Closeness isn’t built in pleasantries and pretense, but on ownership, authenticity, and truth.
“I should have been a better father to you. I’m so sorry.”
I held his eyes across the small coffee shop table and we fingered our respective drinks: mine, chocolatey and foamy; his, smooth and simple. The steam on each slowly dissipating into the air, becoming memory.
He was specific, labeling the hurt he caused me as the biggest regret of his life. The pain etched deeply in the weathered lines of his skin that folded around his watery turquoise eyes, shaded by the brim of his ever-present hat.
I told him I forgave him. I’d told him so decades before, but sometimes guilt lingers long.

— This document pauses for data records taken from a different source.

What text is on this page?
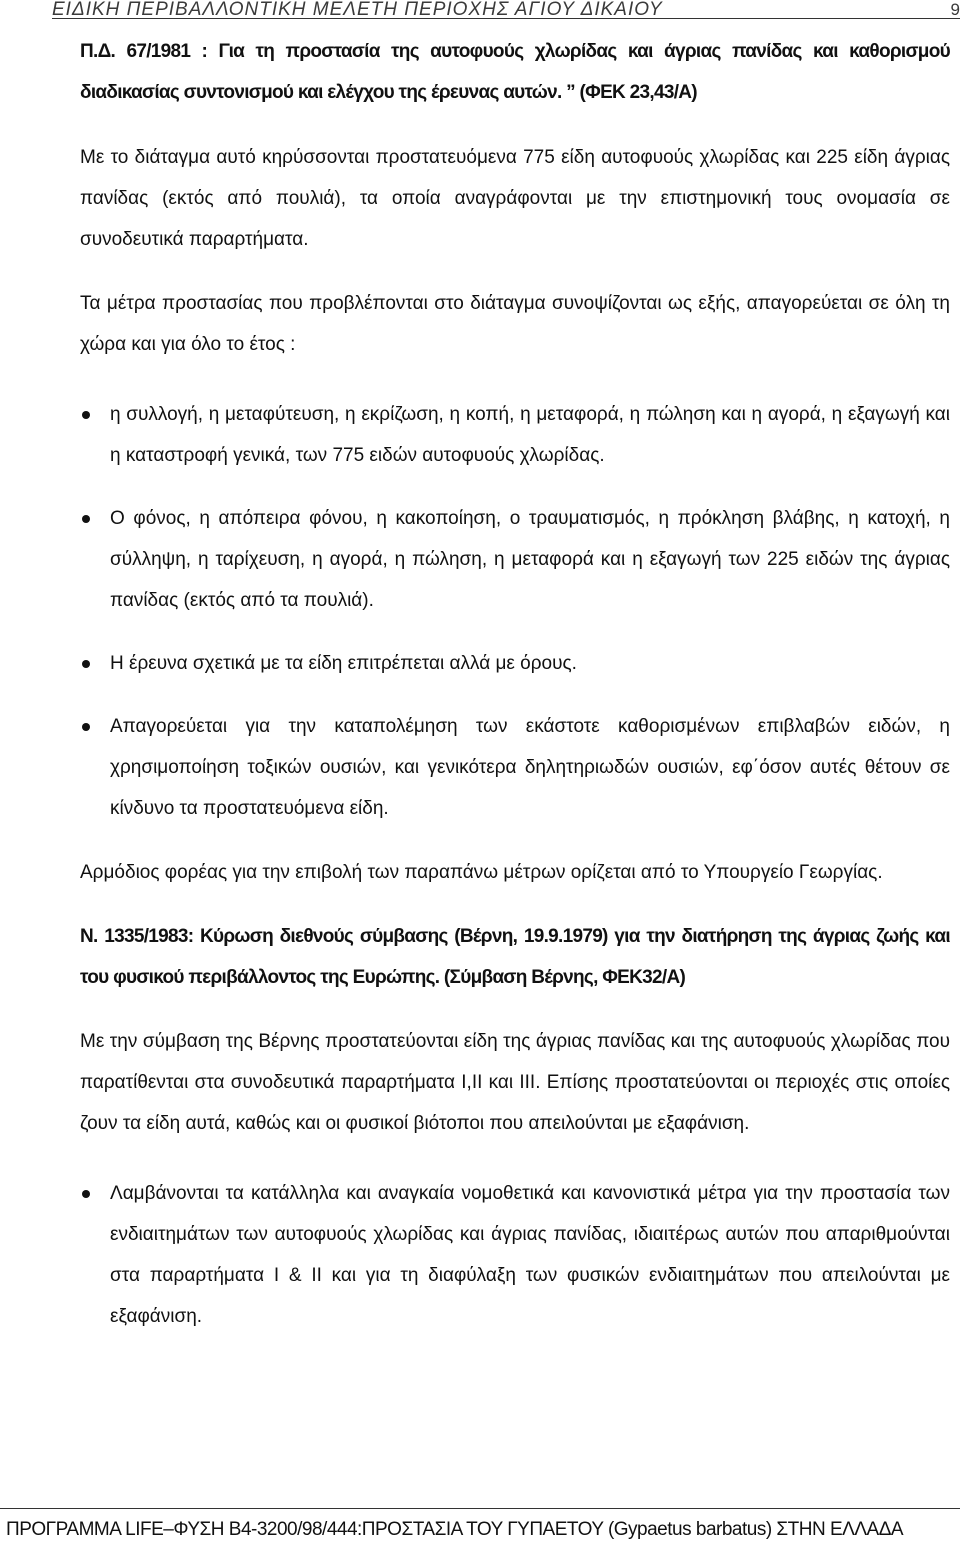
ΕΙΔΙΚΗ ΠΕΡΙΒΑΛΛΟΝΤΙΚΗ ΜΕΛΕΤΗ ΠΕΡΙΟΧΗΣ ΑΓΙΟΥ ΔΙΚΑΙΟΥ	9

Π.Δ. 67/1981 : Για τη προστασία της αυτοφυούς χλωρίδας και άγριας πανίδας και καθορισμού διαδικασίας συντονισμού και ελέγχου της έρευνας αυτών. ” (ΦΕΚ 23,43/Α)

Με το διάταγμα αυτό κηρύσσονται προστατευόμενα 775 είδη αυτοφυούς χλωρίδας και 225 είδη άγριας πανίδας (εκτός από πουλιά), τα οποία αναγράφονται με την επιστημονική τους ονομασία σε συνοδευτικά παραρτήματα.

Τα μέτρα προστασίας που προβλέπονται στο διάταγμα συνοψίζονται ως εξής, απαγορεύεται σε όλη τη χώρα και για όλο το έτος :

η συλλογή, η μεταφύτευση, η εκρίζωση, η κοπή, η μεταφορά, η πώληση και η αγορά, η εξαγωγή και η καταστροφή γενικά, των 775 ειδών αυτοφυούς χλωρίδας.

Ο φόνος, η απόπειρα φόνου, η κακοποίηση, ο τραυματισμός, η πρόκληση βλάβης, η κατοχή, η σύλληψη, η ταρίχευση, η αγορά, η πώληση, η μεταφορά και η εξαγωγή των 225 ειδών της άγριας πανίδας (εκτός από τα πουλιά).

Η έρευνα σχετικά με τα είδη επιτρέπεται αλλά με όρους.

Απαγορεύεται για την καταπολέμηση των εκάστοτε καθορισμένων επιβλαβών ειδών, η χρησιμοποίηση τοξικών ουσιών, και γενικότερα δηλητηριωδών ουσιών, εφ΄όσον αυτές θέτουν σε κίνδυνο τα προστατευόμενα είδη.

Αρμόδιος φορέας για την επιβολή των παραπάνω μέτρων ορίζεται από το Υπουργείο Γεωργίας.

Ν. 1335/1983: Κύρωση διεθνούς σύμβασης (Βέρνη, 19.9.1979) για την διατήρηση της άγριας ζωής και του φυσικού περιβάλλοντος της Ευρώπης. (Σύμβαση Βέρνης, ΦΕΚ32/Α)

Με την σύμβαση της Βέρνης προστατεύονται είδη της άγριας πανίδας και της αυτοφυούς χλωρίδας που παρατίθενται στα συνοδευτικά παραρτήματα Ι,ΙΙ και ΙΙΙ. Επίσης προστατεύονται οι περιοχές στις οποίες ζουν τα είδη αυτά, καθώς και οι φυσικοί βιότοποι που απειλούνται με εξαφάνιση.

Λαμβάνονται τα κατάλληλα και αναγκαία νομοθετικά και κανονιστικά μέτρα για την προστασία των ενδιαιτημάτων των αυτοφυούς χλωρίδας και άγριας πανίδας, ιδιαιτέρως αυτών που απαριθμούνται στα παραρτήματα Ι & ΙΙ και για τη διαφύλαξη των φυσικών ενδιαιτημάτων που απειλούνται με εξαφάνιση.

ΠΡΟΓΡΑΜΜΑ LIFE–ΦΥΣΗ Β4-3200/98/444:ΠΡΟΣΤΑΣΙΑ ΤΟΥ ΓΥΠΑΕΤΟΥ (Gypaetus barbatus) ΣΤΗΝ ΕΛΛΑΔΑ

I love my dad, and, I think, there’s a closeness there. A closeness that preceded the rupture, and that grows today. I’m so lucky: how many have had idyllic relationships with our parents, despite what all the Father’s Day cards suggest? How many have been hurt? We wound those closest to us the most, due to opportunity and our own brokenness and the potential for pain that love affords. But how many have been able to rebuild on a foundation of authenticity, ownership, and truth?
There’s something profoundly cleansing about truth.
Sometimes the cleansing water’s too cold. Sometimes it burns. But the truth, as the ancient saying goes, sets us free.
Free to love without reservation. Free to examine the hurt, so to let it heal. Free to rebuild something new and precious and beautiful.
I don’t buy those logically questionable “you were the best dad” cards for Father’s Day. We don’t need to pretend in order to love. And he doesn’t ask me to. And that’s a gift.
Nothing grows in darkness. But when we open the boarded up house of the past and take stock of what’s hidden inside, when we clear out the cobwebs and reckon with what is there, deciding what was of value and is worth keeping, and what no longer serves, we can create a cozy space, transforming it into something new.
Sometimes people are afraid that if they talk about the bad times, it is all they’ll be able to see; that it will color everything. That’s not been my experience. Facing the pain and trauma of the past has allowed me to integrate it into the truth of this intricate tapestry of life and see the rich complexity of those threads interwoven with my own. Beauty and pain. Darkness and light.
The truth is, often the people we love the most hurt us the most, and we them.
But a parallel truth is that this narrative doesn’t need to be the final chapter.
I was a throwaway kid, but I don’t believe in throwing people away. I cherish those in my life and believe we can always grow and foster something new, if both parties are honest and willing to change.
Perhaps some have fathers who really were as perfect as Hallmark describes. Others had fathers who were cruel, sadistic, and unrepentant, with whom no reconciliation is safe, possible, or wise. For those of us with muddied stories, I hope there is space for honesty. Today doesn’t need to be a day of pretense, but may courage and truth find you and leave you new, full of hope and compassionate love.
What is your relationship with your own father like? Have you ever talked about the past together? What might that be like?